Easy Coconut + Lime Cake
Equipment
- 8-inch round springform pan
Ingredients
- ¾ cup unsalted butter, softened (plus extra for greasing)
- ¾ cup granulated sugar, heaping cup
- 3 large eggs, beaten
- 1 cup self-rising flour
- 1 cup unsweetened shredded coconut
- 1 lime, (zest and juice)
- ½ cup toasted unsweetened shredded coconut, (for decoration)
Lime Icing
- 1 ½ cup icing sugar
- 1 lime, (zest and juice)
Instructions
- Preheat your oven to 350 F/180 C.
- Grease a 8-inch springform pan with butter, or cooking spray. Cut out a parchment round to fit the bottom of the pan and place in the bottom of the pan.
- Cream together the sugar and butter in a medium bowl with either an electric mixer of by hand. Continue to cream together until the pale and fluffy (about 4 minutes with an electric mixer; longer by hand).
- Gradually beat in the eggs until fully incorporated.
- Add the flour, and gently fold in to the batter, by hand.
- Lastly, fold in the coconut and the both the lime zest and juice.
- Pour your batter into the prepared pan, taking care to level the surface.
- Bake in the preheated oven for 1 hour, or until the cake has risen and is golden in colour. The cake should be firm to the touch.
- Let your cake cool in the pan for 5 minutes, and then remove it from the pan and leave to cool completely on a wire rack.
Lime Icing
- Toast the coconut by placing it in a dry pan over medium heat. It will only take a couple of minutes for the coconut to turn brown and fragrant.
- In a small bowl, combine the icing sugar and the lime zest and juice. You are looking for a thick, smooth icing. Add a couple of drops of water, if necessary.
- Spoon the icing over the top of the cake, letting it run down the sides.
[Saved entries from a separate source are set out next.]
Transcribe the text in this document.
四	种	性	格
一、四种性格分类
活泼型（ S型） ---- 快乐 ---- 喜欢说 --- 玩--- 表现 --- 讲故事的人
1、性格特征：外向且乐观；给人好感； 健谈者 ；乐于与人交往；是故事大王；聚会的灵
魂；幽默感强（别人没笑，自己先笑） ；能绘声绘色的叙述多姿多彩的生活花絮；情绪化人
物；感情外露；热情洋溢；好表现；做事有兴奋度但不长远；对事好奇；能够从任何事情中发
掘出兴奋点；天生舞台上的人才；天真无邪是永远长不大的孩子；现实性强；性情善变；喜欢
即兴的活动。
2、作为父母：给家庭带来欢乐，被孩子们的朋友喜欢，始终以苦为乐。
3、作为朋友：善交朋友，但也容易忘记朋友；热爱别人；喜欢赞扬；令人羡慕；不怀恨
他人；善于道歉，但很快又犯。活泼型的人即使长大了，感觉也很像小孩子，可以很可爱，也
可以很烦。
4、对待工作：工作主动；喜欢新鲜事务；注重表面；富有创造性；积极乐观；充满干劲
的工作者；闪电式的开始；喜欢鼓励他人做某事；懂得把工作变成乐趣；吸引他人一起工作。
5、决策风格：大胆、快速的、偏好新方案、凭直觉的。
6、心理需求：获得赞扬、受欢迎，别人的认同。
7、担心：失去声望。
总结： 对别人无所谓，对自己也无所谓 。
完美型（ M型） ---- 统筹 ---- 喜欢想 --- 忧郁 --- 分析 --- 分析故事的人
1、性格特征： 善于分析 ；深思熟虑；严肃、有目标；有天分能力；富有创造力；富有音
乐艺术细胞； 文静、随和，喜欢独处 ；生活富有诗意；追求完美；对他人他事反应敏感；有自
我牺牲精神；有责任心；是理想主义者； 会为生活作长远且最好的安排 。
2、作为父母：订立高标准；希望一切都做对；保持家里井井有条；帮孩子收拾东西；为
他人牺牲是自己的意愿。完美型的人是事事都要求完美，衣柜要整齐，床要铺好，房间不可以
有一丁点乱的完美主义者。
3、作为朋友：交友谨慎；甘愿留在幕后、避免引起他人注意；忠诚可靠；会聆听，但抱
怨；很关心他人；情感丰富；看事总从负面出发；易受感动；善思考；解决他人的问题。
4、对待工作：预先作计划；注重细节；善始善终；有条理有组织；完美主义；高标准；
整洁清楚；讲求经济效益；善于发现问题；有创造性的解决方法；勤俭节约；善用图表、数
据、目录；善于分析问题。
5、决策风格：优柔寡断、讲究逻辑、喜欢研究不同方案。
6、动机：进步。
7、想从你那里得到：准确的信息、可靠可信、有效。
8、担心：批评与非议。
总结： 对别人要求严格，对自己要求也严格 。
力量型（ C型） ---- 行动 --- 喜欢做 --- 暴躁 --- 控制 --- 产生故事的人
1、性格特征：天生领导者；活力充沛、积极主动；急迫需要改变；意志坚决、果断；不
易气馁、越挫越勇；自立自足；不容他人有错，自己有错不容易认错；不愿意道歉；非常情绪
- Sprinkle the toasted coconut over the icing and let it set.
Amanda says
This looks delicious! My family loves coconut cake so I’m excited to try this new twist.
Julianne Simpson says
Thanks Amanda! I hope your family enjoys the recipe.
Maureen says
Coconut and lime are flavors I love year round, to remind me of summer. Definitely going to try this!
Julianne Simpson says
Great idea, Maureen! We can all use a little bit of sunshine to brighten up our winter 🙂
Stacy Boswell says
This recipe looks really good! I love easy desserts, love coconut, and the lime icing sounds really good. Can’t wait to try!
Julianne Simpson says
Thanks, Stacy! The lime icing definitely kicks it up a notch 🙂 Hope you enjoy the recipe!
Mani says
Looks delicious! I love both coconut and lemon but never thought to put the two together – thanks for sharing!
Julianne Simpson says
Thanks, Mani! The cake has a nice citrusy flavour which I think goes really well with the coconut. I hope you like it!
Gina Abernathy says
This is a nice easy recipe for a cake. Looks delicious!